The following code is similar to a memmove() operation. This code results in a significant increase in logic utilization. The 'rep' member on the struct is defined as an unsigned char. Is there a technique that can be used to avoid the excessive logic utilization from this code? I'm seeing my logic utilization jump by 25% by simply including this function. This occurs regardless of the reqd_work_group_size() value.

void expand( struct number *h ){

int i;

h->size++;

for (i=h->size-1; i>0; i--) {

h->rep[i] = h->rep[i-1];

}

h->rep[0] = 0x00;

}

5 Replies

  • Altera_Forum's avatar
    Altera_Forum
    Icon for Honored Contributor rankHonored Contributor

    It seems that the code works on the private memory, not local/global memory. Each work item has one copy. So the "h->rep" consumes a lot of logic.

    BTW, the code style cannot work efficiently on the FPGA.
  • Altera_Forum's avatar
    Altera_Forum
    Icon for Honored Contributor rankHonored Contributor

    That looks like an operation that should be avoided.

    I'd guess it will always take (at least) 'size' clocks.

    Why not just treat the rep[] array as circular?

    Masking the index with (2^n-1) will be cheap.
  • Altera_Forum's avatar
    Altera_Forum
    Icon for Honored Contributor rankHonored Contributor

    Good idea. However, a circular buffer will not work since I'm storing bignums in the array and need to do left/right shift operations over the entire bignum. I've changed the logic to the following by allocating additional memory on both sides of the bignum. This code requires much fewer resources on the FPGA. But this approach requires changes to my left/right shift operations, which are not consuming more resources. Joy.
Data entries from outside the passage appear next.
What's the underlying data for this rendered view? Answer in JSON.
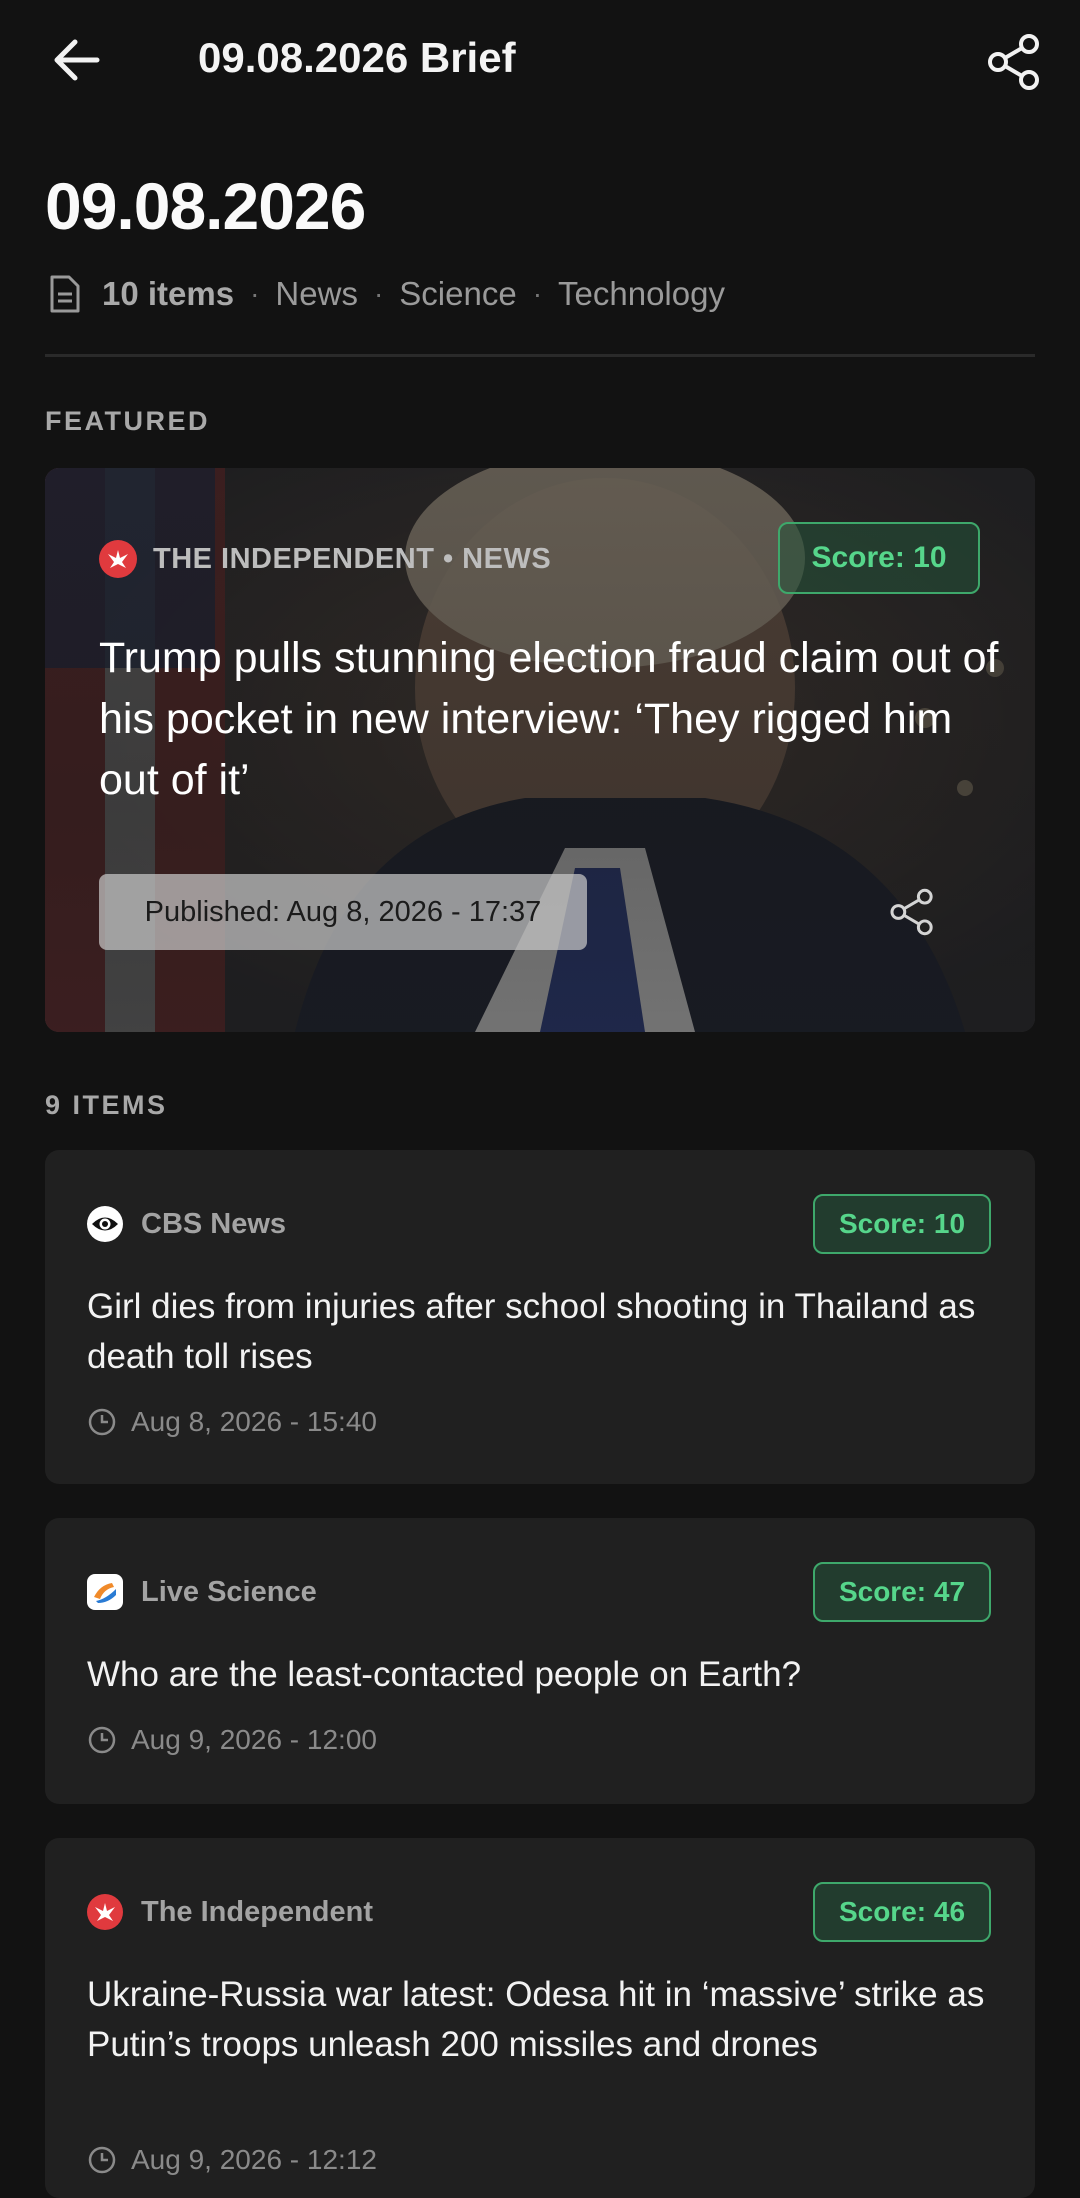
{
  "appbar": {
    "title": "09.08.2026 Brief"
  },
  "header": {
    "date": "09.08.2026",
    "item_count": "10 items",
    "categories": [
      "News",
      "Science",
      "Technology"
    ]
  },
  "featured": {
    "section_label": "FEATURED",
    "source": "THE INDEPENDENT • NEWS",
    "score": "Score: 10",
    "title": "Trump pulls stunning election fraud claim out of his pocket in new interview: ‘They rigged him out of it’",
    "published": "Published: Aug 8, 2026 - 17:37"
  },
  "items": {
    "section_label": "9 ITEMS",
    "list": [
      {
        "source": "CBS News",
        "score": "Score: 10",
        "title": "Girl dies from injuries after school shooting in Thailand as death toll rises",
        "time": "Aug 8, 2026 - 15:40"
      },
      {
        "source": "Live Science",
        "score": "Score: 47",
        "title": "Who are the least-contacted people on Earth?",
        "time": "Aug 9, 2026 - 12:00"
      },
      {
        "source": "The Independent",
        "score": "Score: 46",
        "title": "Ukraine-Russia war latest: Odesa hit in ‘massive’ strike as Putin’s troops unleash 200 missiles and drones",
        "time": "Aug 9, 2026 - 12:12"
      }
    ]
  },
  "colors": {
    "background": "#121212",
    "card": "#202020",
    "score_accent": "#56d68b",
    "independent_red": "#e03a3e"
  }
}
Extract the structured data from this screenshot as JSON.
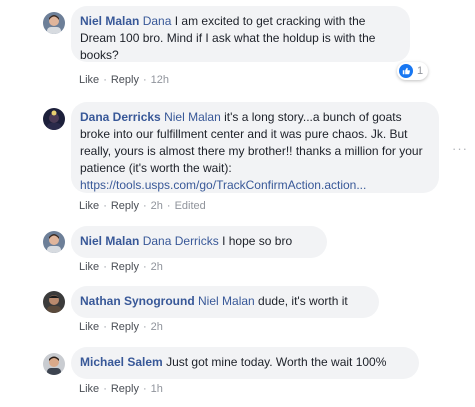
{
  "comments": [
    {
      "author": "Niel Malan",
      "mention": "Dana",
      "text": " I am excited to get cracking with the Dream 100 bro. Mind if I ask what the holdup is with the books?",
      "actions": {
        "like": "Like",
        "reply": "Reply",
        "time": "12h"
      },
      "reaction_count": "1"
    },
    {
      "author": "Dana Derricks",
      "mention": "Niel Malan",
      "text": " it's a long story...a bunch of goats broke into our fulfillment center and it was pure chaos. Jk. But really, yours is almost there my brother!! thanks a million for your patience (it's worth the wait):",
      "link": "https://tools.usps.com/go/TrackConfirmAction.action...",
      "actions": {
        "like": "Like",
        "reply": "Reply",
        "time": "2h",
        "edited": "Edited"
      }
    },
    {
      "author": "Niel Malan",
      "mention": "Dana Derricks",
      "text": " I hope so bro",
      "actions": {
        "like": "Like",
        "reply": "Reply",
        "time": "2h"
      }
    },
    {
      "author": "Nathan Synoground",
      "mention": "Niel Malan",
      "text": " dude, it's worth it",
      "actions": {
        "like": "Like",
        "reply": "Reply",
        "time": "2h"
      }
    },
    {
      "author": "Michael Salem",
      "text": "Just got mine today. Worth the wait 100%",
      "actions": {
        "like": "Like",
        "reply": "Reply",
        "time": "1h"
      }
    }
  ],
  "colors": {
    "bubble": "#f2f3f5",
    "link": "#385898",
    "meta": "#90949c",
    "like_badge": "#1877f2"
  },
  "icons": {
    "reaction": "like-icon",
    "more": "more-options-icon"
  }
}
    void expand( struct number *h ){

    h->size++;

    h->msb--;

    h->rep[h->msb] = 0x01;

    }
  • Altera_Forum's avatar
    Altera_Forum
    Icon for Honored Contributor rankHonored Contributor

    Can you explain why dereferencing "h->rep" consumes a lot of logic? I've tried putting the required work items down to zero and making the kernel a task kernel. Neither approach has any affect on the resource utilization in my code. Admittedly, I'm a newbie to OpenCL and FPGA development. I've read through the Altera optimization guide, but haven't found much in there that explains the magic under the covers.

  • Altera_Forum's avatar
    Altera_Forum
    Icon for Honored Contributor rankHonored Contributor

    You might get an answer if you showed the structure declaration. Also where does the structure reside in memory? (global, local, private?)